The neglect of critical infrastructure reduces the competitiveness of U.S. airports and poses a threat to the economy. As delays in air travel become more common, air travelers will rely on other modes, or avoid travel all-together. It's estimated that delays and avoided airport trips cost the U.S. economy over $35 billion a year.
Aging airport infrastructure has also raised concerns around safety and performance. Maintenance costs for state-of-good-repair projects have skyrocketed as airports seek to safeguard infrastructure and maintain operations. In the long run, patchwork fixes are often more costly than the major capital investments required to redevelop an entire airport.

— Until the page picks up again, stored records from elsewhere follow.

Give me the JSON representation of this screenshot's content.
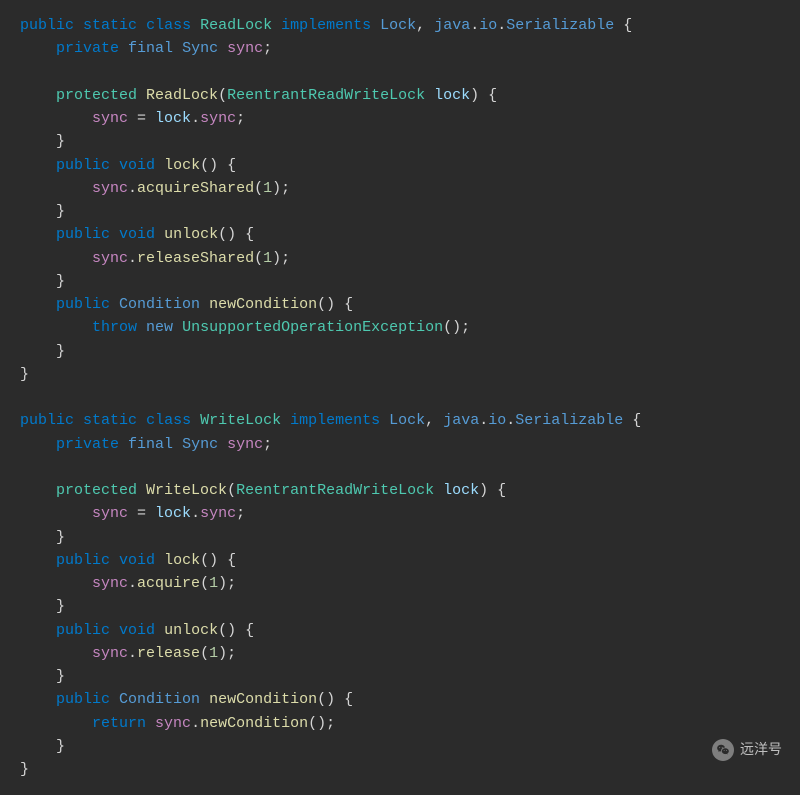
{
  "watermark": {
    "text": "远洋号"
  },
  "code": {
    "lines": [
      [
        [
          "kw-dark",
          "public"
        ],
        [
          "plain",
          " "
        ],
        [
          "kw-dark",
          "static"
        ],
        [
          "plain",
          " "
        ],
        [
          "kw-dark",
          "class"
        ],
        [
          "plain",
          " "
        ],
        [
          "cls-name",
          "ReadLock"
        ],
        [
          "plain",
          " "
        ],
        [
          "kw-dark",
          "implements"
        ],
        [
          "plain",
          " "
        ],
        [
          "kw-light",
          "Lock"
        ],
        [
          "plain",
          ", "
        ],
        [
          "kw-light",
          "java"
        ],
        [
          "plain",
          "."
        ],
        [
          "kw-light",
          "io"
        ],
        [
          "plain",
          "."
        ],
        [
          "kw-light",
          "Serializable"
        ],
        [
          "plain",
          " {"
        ]
      ],
      [
        [
          "plain",
          "    "
        ],
        [
          "kw-dark",
          "private"
        ],
        [
          "plain",
          " "
        ],
        [
          "kw-light",
          "final"
        ],
        [
          "plain",
          " "
        ],
        [
          "kw-light",
          "Sync"
        ],
        [
          "plain",
          " "
        ],
        [
          "field-mag",
          "sync"
        ],
        [
          "plain",
          ";"
        ]
      ],
      [
        [
          "plain",
          ""
        ]
      ],
      [
        [
          "plain",
          "    "
        ],
        [
          "kw-green",
          "protected"
        ],
        [
          "plain",
          " "
        ],
        [
          "fn-yellow",
          "ReadLock"
        ],
        [
          "plain",
          "("
        ],
        [
          "cls-name",
          "ReentrantReadWriteLock"
        ],
        [
          "plain",
          " "
        ],
        [
          "var-blue",
          "lock"
        ],
        [
          "plain",
          ") {"
        ]
      ],
      [
        [
          "plain",
          "        "
        ],
        [
          "field-mag",
          "sync"
        ],
        [
          "plain",
          " = "
        ],
        [
          "var-blue",
          "lock"
        ],
        [
          "plain",
          "."
        ],
        [
          "field-mag",
          "sync"
        ],
        [
          "plain",
          ";"
        ]
      ],
      [
        [
          "plain",
          "    }"
        ]
      ],
      [
        [
          "plain",
          "    "
        ],
        [
          "kw-dark",
          "public"
        ],
        [
          "plain",
          " "
        ],
        [
          "kw-dark",
          "void"
        ],
        [
          "plain",
          " "
        ],
        [
          "fn-yellow",
          "lock"
        ],
        [
          "plain",
          "() {"
        ]
      ],
      [
        [
          "plain",
          "        "
        ],
        [
          "field-mag",
          "sync"
        ],
        [
          "plain",
          "."
        ],
        [
          "fn-yellow",
          "acquireShared"
        ],
        [
          "plain",
          "("
        ],
        [
          "num",
          "1"
        ],
        [
          "plain",
          ");"
        ]
      ],
      [
        [
          "plain",
          "    }"
        ]
      ],
      [
        [
          "plain",
          "    "
        ],
        [
          "kw-dark",
          "public"
        ],
        [
          "plain",
          " "
        ],
        [
          "kw-dark",
          "void"
        ],
        [
          "plain",
          " "
        ],
        [
          "fn-yellow",
          "unlock"
        ],
        [
          "plain",
          "() {"
        ]
      ],
      [
        [
          "plain",
          "        "
        ],
        [
          "field-mag",
          "sync"
        ],
        [
          "plain",
          "."
        ],
        [
          "fn-yellow",
          "releaseShared"
        ],
        [
          "plain",
          "("
        ],
        [
          "num",
          "1"
        ],
        [
          "plain",
          ");"
        ]
      ],
      [
        [
          "plain",
          "    }"
        ]
      ],
      [
        [
          "plain",
          "    "
        ],
        [
          "kw-dark",
          "public"
        ],
        [
          "plain",
          " "
        ],
        [
          "kw-light",
          "Condition"
        ],
        [
          "plain",
          " "
        ],
        [
          "fn-yellow",
          "newCondition"
        ],
        [
          "plain",
          "() {"
        ]
      ],
      [
        [
          "plain",
          "        "
        ],
        [
          "kw-dark",
          "throw"
        ],
        [
          "plain",
          " "
        ],
        [
          "new-kw",
          "new"
        ],
        [
          "plain",
          " "
        ],
        [
          "cls-name",
          "UnsupportedOperationException"
        ],
        [
          "plain",
          "();"
        ]
      ],
      [
        [
          "plain",
          "    }"
        ]
      ],
      [
        [
          "plain",
          "}"
        ]
      ],
      [
        [
          "plain",
          ""
        ]
      ],
      [
        [
          "kw-dark",
          "public"
        ],
        [
          "plain",
          " "
        ],
        [
          "kw-dark",
          "static"
        ],
        [
          "plain",
          " "
        ],
        [
          "kw-dark",
          "class"
        ],
        [
          "plain",
          " "
        ],
        [
          "cls-name",
          "WriteLock"
        ],
        [
          "plain",
          " "
        ],
        [
          "kw-dark",
          "implements"
        ],
        [
          "plain",
          " "
        ],
        [
          "kw-light",
          "Lock"
        ],
        [
          "plain",
          ", "
        ],
        [
          "kw-light",
          "java"
        ],
        [
          "plain",
          "."
        ],
        [
          "kw-light",
          "io"
        ],
        [
          "plain",
          "."
        ],
        [
          "kw-light",
          "Serializable"
        ],
        [
          "plain",
          " {"
        ]
      ],
      [
        [
          "plain",
          "    "
        ],
        [
          "kw-dark",
          "private"
        ],
        [
          "plain",
          " "
        ],
        [
          "kw-light",
          "final"
        ],
        [
          "plain",
          " "
        ],
        [
          "kw-light",
          "Sync"
        ],
        [
          "plain",
          " "
        ],
        [
          "field-mag",
          "sync"
        ],
        [
          "plain",
          ";"
        ]
      ],
      [
        [
          "plain",
          ""
        ]
      ],
      [
        [
          "plain",
          "    "
        ],
        [
          "kw-green",
          "protected"
        ],
        [
          "plain",
          " "
        ],
        [
          "fn-yellow",
          "WriteLock"
        ],
        [
          "plain",
          "("
        ],
        [
          "cls-name",
          "ReentrantReadWriteLock"
        ],
        [
          "plain",
          " "
        ],
        [
          "var-blue",
          "lock"
        ],
        [
          "plain",
          ") {"
        ]
      ],
      [
        [
          "plain",
          "        "
        ],
        [
          "field-mag",
          "sync"
        ],
        [
          "plain",
          " = "
        ],
        [
          "var-blue",
          "lock"
        ],
        [
          "plain",
          "."
        ],
        [
          "field-mag",
          "sync"
        ],
        [
          "plain",
          ";"
        ]
      ],
      [
        [
          "plain",
          "    }"
        ]
      ],
      [
        [
          "plain",
          "    "
        ],
        [
          "kw-dark",
          "public"
        ],
        [
          "plain",
          " "
        ],
        [
          "kw-dark",
          "void"
        ],
        [
          "plain",
          " "
        ],
        [
          "fn-yellow",
          "lock"
        ],
        [
          "plain",
          "() {"
        ]
      ],
      [
        [
          "plain",
          "        "
        ],
        [
          "field-mag",
          "sync"
        ],
        [
          "plain",
          "."
        ],
        [
          "fn-yellow",
          "acquire"
        ],
        [
          "plain",
          "("
        ],
        [
          "num",
          "1"
        ],
        [
          "plain",
          ");"
        ]
      ],
      [
        [
          "plain",
          "    }"
        ]
      ],
      [
        [
          "plain",
          "    "
        ],
        [
          "kw-dark",
          "public"
        ],
        [
          "plain",
          " "
        ],
        [
          "kw-dark",
          "void"
        ],
        [
          "plain",
          " "
        ],
        [
          "fn-yellow",
          "unlock"
        ],
        [
          "plain",
          "() {"
        ]
      ],
      [
        [
          "plain",
          "        "
        ],
        [
          "field-mag",
          "sync"
        ],
        [
          "plain",
          "."
        ],
        [
          "fn-yellow",
          "release"
        ],
        [
          "plain",
          "("
        ],
        [
          "num",
          "1"
        ],
        [
          "plain",
          ");"
        ]
      ],
      [
        [
          "plain",
          "    }"
        ]
      ],
      [
        [
          "plain",
          "    "
        ],
        [
          "kw-dark",
          "public"
        ],
        [
          "plain",
          " "
        ],
        [
          "kw-light",
          "Condition"
        ],
        [
          "plain",
          " "
        ],
        [
          "fn-yellow",
          "newCondition"
        ],
        [
          "plain",
          "() {"
        ]
      ],
      [
        [
          "plain",
          "        "
        ],
        [
          "kw-dark",
          "return"
        ],
        [
          "plain",
          " "
        ],
        [
          "field-mag",
          "sync"
        ],
        [
          "plain",
          "."
        ],
        [
          "fn-yellow",
          "newCondition"
        ],
        [
          "plain",
          "();"
        ]
      ],
      [
        [
          "plain",
          "    }"
        ]
      ],
      [
        [
          "plain",
          "}"
        ]
      ]
    ]
  }
}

While the new federal infrastructure package dedicates $25 billion to airport improvements, additional funds will be needed to address these concerns. Enacting policy at the federal level to raise the cap on passenger facility charges, which currently collects fees of $4.50 per traveler at publicly owned commercial airports, would be one source for FAA-approved capital improvements. Alternative project financing and delivery mechanisms, like public-private partnerships and design-build, can also be leveraged to redevelop airports. These strategies, which have gained popularity in recent years, encourage private investment in public infrastructure, offer cost savings, reduce risk, and streamline design and construction schedules.
Airports are critical to the livelihood of the United States. As travelers return to the skies, the need for modernized, world-class facilities that can accommodate current and future demand is more pressing than ever. It is time to propel the U.S. airport system into the 21st century.